The Duncan Banner


January 16, 2014

Filmmaker’s ‘Fable’ brings him to Duncan film fest

DUNCAN — Film directors must prepare for anything — even stepping into the role of a singing ghost.

This was the case for Vinnie Hogan, 28, with his film “The Fable of Shannon Cable,”  which he wrote, produced, directed and even acted, though his acting role wasn’t planned.

“Fable,” a comedic horror,  will be shown at the Trail Dance Film Festival in Duncan later this month.

The plot revolves around a teenage girl who watches after an old house haunted by a trio of singing ghosts.

“It was my first full-length film to write and my first film to direct,” said Hogan. “I have been making short films since 2007 while at Oklahoma City University.”

To say Hogan made the film on a shoestring budget might be close to accurate if the shoes were flip-flops.

“The most challenging thing, as a producer, was the scheduling,” Hogan said. “When you’re making a movie for no money, you can’t pay people to be there, so we worked around everyone’s schedules.”

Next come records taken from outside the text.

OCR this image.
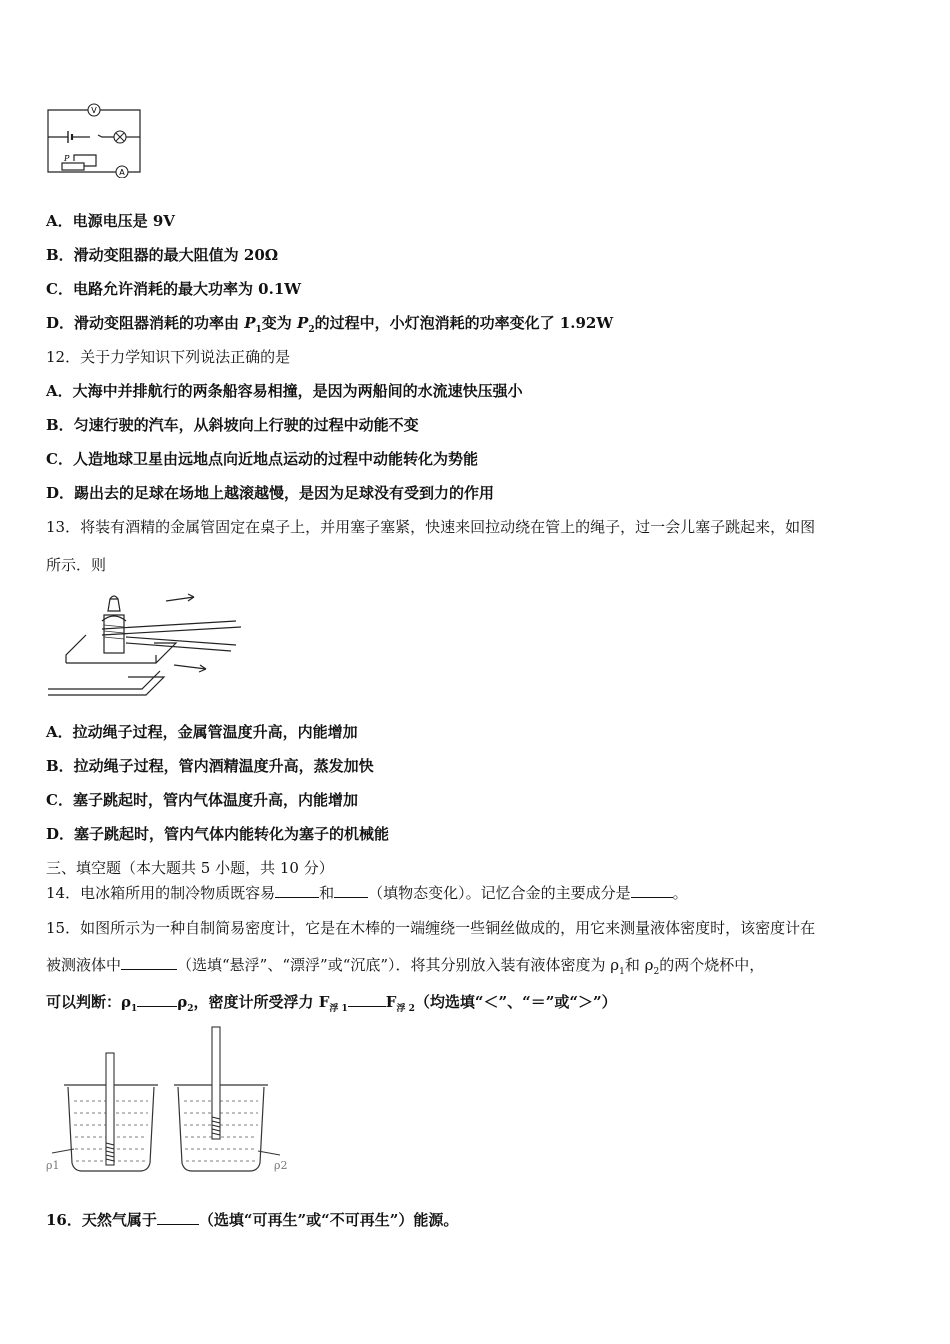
V
A
P
A．电源电压是 9V
B．滑动变阻器的最大阻值为 20Ω
C．电路允许消耗的最大功率为 0.1W
D．滑动变阻器消耗的功率由 $P_1$变为 $P_2$的过程中，小灯泡消耗的功率变化了 1.92W
12．关于力学知识下列说法正确的是
A．大海中并排航行的两条船容易相撞，是因为两船间的水流速快压强小
B．匀速行驶的汽车，从斜坡向上行驶的过程中动能不变
C．人造地球卫星由远地点向近地点运动的过程中动能转化为势能
D．踢出去的足球在场地上越滚越慢，是因为足球没有受到力的作用
13．将装有酒精的金属管固定在桌子上，并用塞子塞紧，快速来回拉动绕在管上的绳子，过一会儿塞子跳起来，如图
所示．则
A．拉动绳子过程，金属管温度升高，内能增加
B．拉动绳子过程，管内酒精温度升高，蒸发加快
C．塞子跳起时，管内气体温度升高，内能增加
D．塞子跳起时，管内气体内能转化为塞子的机械能
三、填空题（本大题共 5 小题，共 10 分）
14．电冰箱所用的制冷物质既容易	和 （填物态变化）。记忆合金的主要成分是	。
15．如图所示为一种自制简易密度计，它是在木棒的一端缠绕一些铜丝做成的，用它来测量液体密度时，该密度计在
被测液体中	（选填“悬浮”、“漂浮”或“沉底”）．将其分别放入装有液体密度为 $\rho_1$和 $\rho_2$的两个烧杯中，
可以判断：$\rho_1$	$\rho_2$，密度计所受浮力 $F_{浮 1}$	$F_{浮 2}$（均选填“＜”、“＝”或“＞”）
ρ1	ρ2
16．天然气属于	（选填“可再生”或“不可再生”）能源。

There were several points during the 18-months it took to make the movie that Hogan wasn’t sure if he could complete the project.

One actor dropped out at the last minute and Hogan found himself in front of the camera, portraying a ghost who sometimes breaks into song.

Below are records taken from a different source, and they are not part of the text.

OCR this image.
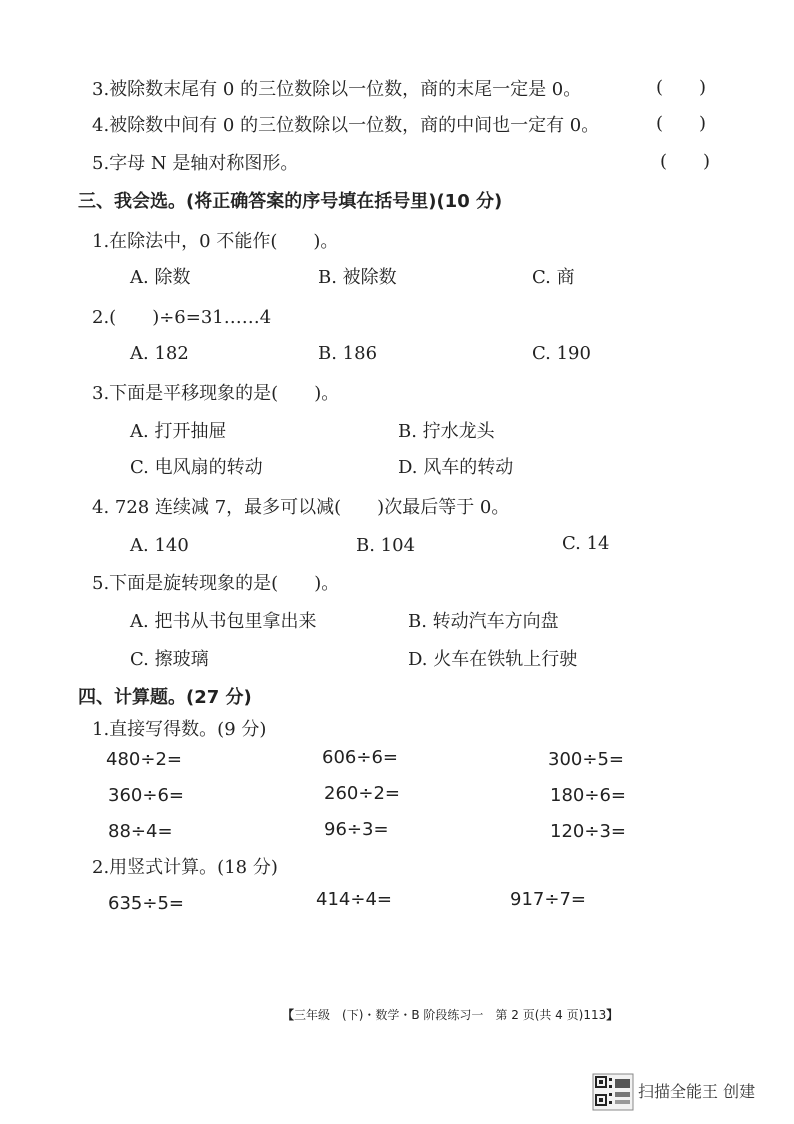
3.被除数末尾有 0 的三位数除以一位数，商的末尾一定是 0。	(　　)
4.被除数中间有 0 的三位数除以一位数，商的中间也一定有 0。	(　　)
5.字母 N 是轴对称图形。	(　　)
三、我会选。(将正确答案的序号填在括号里)(10 分)
1.在除法中，0 不能作(　　)。
A. 除数	B. 被除数	C. 商
2.(　　)÷6=31……4
A. 182	B. 186	C. 190
3.下面是平移现象的是(　　)。
A. 打开抽屉	B. 拧水龙头
C. 电风扇的转动	D. 风车的转动
4. 728 连续减 7，最多可以减(　　)次最后等于 0。
A. 140	B. 104	C. 14
5.下面是旋转现象的是(　　)。
A. 把书从书包里拿出来	B. 转动汽车方向盘
C. 擦玻璃	D. 火车在铁轨上行驶
四、计算题。(27 分)
1.直接写得数。(9 分)
480÷2=	606÷6=	300÷5=
360÷6=	260÷2=	180÷6=
88÷4=	96÷3=	120÷3=
2.用竖式计算。(18 分)
635÷5=	414÷4=	917÷7=
【三年级　(下)・数学・B 阶段练习一　第 2 页(共 4 页)113】
扫描全能王 创建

The movie’s principal actors, Zach Burns and Duncan native Casey Crowdis,   portray12 different characters.

Crowdis also provided his design talents for the project and his daughter Kiolin has an acting role.

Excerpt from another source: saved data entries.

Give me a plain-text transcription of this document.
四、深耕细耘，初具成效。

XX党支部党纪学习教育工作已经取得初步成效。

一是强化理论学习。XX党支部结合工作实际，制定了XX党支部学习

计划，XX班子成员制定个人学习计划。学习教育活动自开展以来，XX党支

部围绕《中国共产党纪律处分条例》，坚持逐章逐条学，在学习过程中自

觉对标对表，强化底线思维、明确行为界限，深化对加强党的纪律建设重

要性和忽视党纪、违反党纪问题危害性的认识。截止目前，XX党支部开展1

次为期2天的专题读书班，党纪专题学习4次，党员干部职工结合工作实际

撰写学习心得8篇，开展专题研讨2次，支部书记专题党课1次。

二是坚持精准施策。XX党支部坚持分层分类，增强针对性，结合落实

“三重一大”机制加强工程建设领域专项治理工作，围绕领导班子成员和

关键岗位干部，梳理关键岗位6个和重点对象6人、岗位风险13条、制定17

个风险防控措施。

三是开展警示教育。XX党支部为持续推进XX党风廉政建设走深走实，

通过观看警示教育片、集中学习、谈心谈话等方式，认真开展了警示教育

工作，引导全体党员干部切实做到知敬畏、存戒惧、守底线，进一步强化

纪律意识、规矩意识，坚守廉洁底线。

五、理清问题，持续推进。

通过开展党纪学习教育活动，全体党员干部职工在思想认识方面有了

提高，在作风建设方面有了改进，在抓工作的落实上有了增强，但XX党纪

“I met Casey at the Trail Dance Film Festival in 2010,” said Hogan. “When I started writing and preparing for this film, he was one of the first people I called because I knew his talents. I was excited to work with him.”

While Trail Dance will not be the first screening of “Fable,” Hogan said he is eager to hear more feedback from another audience.

The movie premiered at the Austin Film Festival in October. It also has had two screenings in Oklahoma City.

“There has been lots of laughter because the current cut of the movie brings out as much comedy as possible, while still keeping it in the world of a horror movie,” he said.

“One of the coolest things about festivals is you get to hear complete strangers react to the film. Their reaction is really genuine and fresh because they literally walked in knowing nothing about the film.”

Hogan said he was flattered that Anthony Foreman, executive director of TDFF, acceptanced his first feature film.

“Trail Dance is a great place to have the best of two different worlds. You get to be in a cool, creative environment, and have that small town comfort.”

The life of an independent filmmaker is not an easy financial journey.

Since graduation from OKCU in 2008, Hogan has worked as a film industry assistant  Oklahoma, Texas and California.

Hogan was an assistant editor for “Shipping Wars,” an A&E television show, until that gig ended last month.

While shooting “Fable,” he worked as fast food driver.

In the next chapter of his real-life fable, Hogan said he hopes to work for an Austin, Texas, real estate company’s video production department.